Capital Power Cancels $2.4B Carbon Capture Project In Canada - Carbon Herald

In a chilling turn of events for the carbon capture sector, Capital Power Corp. announced it will no longer be pursuing its planned $2.4-billion carbon capture project. 

Although the company has confirmed the project’s technical viability, the reason cited for its withdrawal is the lack of economical feasibility. 

The proposed carbon capture and storage (CCS) project was to be built at the company’s Genesee natural gas-fired power plant.

Alberta’s energy grid relies strongly on natural gas, which most analysts say will require a mix of decarbonization solutions, including renewables, nuclear power and CCS, to reduce its carbon footprint.

Relevant: CO280, Aker Carbon Capture And Microsoft To Scale-Up Carbon Capture Projects In US And Canada

The Genesee project would have also been a significant step forward for Edmonton-based Capital Power toward its goal of reaching net-zero emissions by 2045. 

However, the company’s decision to pull the plug quickly cast a shadow over the entire CCS industry, reinforcing existing doubts and skepticism as to its ability to bring about meaningful climate action.

Activist group Environmental Defence immediately labeled the move as yet another example of carbon capture’s terrible track record. 

“It should serve as a lesson for governments on how reckless it is to be using taxpayer dollars to subsidize these projects,” the group stated.

Relevant: Canada’s Manitoba Province Announces CCS Legislation

“Carbon capture is unnecessary, ineffective and expensive.
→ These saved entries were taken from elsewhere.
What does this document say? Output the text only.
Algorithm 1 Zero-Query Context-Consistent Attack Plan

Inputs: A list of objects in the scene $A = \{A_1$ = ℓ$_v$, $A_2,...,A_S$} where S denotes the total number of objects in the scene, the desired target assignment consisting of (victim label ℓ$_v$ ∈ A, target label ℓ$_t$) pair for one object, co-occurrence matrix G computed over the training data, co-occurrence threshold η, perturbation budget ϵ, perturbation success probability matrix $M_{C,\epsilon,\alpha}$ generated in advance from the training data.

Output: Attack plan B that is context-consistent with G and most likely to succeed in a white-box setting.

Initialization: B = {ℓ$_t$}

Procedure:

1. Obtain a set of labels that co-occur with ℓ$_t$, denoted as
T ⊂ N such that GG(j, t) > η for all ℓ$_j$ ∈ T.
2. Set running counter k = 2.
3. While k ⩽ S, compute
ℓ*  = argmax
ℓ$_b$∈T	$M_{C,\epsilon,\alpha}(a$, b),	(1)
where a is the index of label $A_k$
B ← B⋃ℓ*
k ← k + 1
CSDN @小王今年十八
The bottom line: the most effective way to deal with carbon dioxide emissions is to prevent them from ever being created, rather than trying to pluck them from the air or smokestacks and inject them underground.”

The Canadian government is heavily invested in the support of the nascent technology with separate provinces already making significant steps towards limiting the amount of CO2 to enter the atmosphere.

Manitoba is among the latest examples, as the province just recently introduced legislation aimed at facilitating CCS initiatives by industries.

Similarly, British Columbia, Alberta, and Saskatchewan already have implemented federally approved carbon capture, utilization and storage (CCUS) frameworks.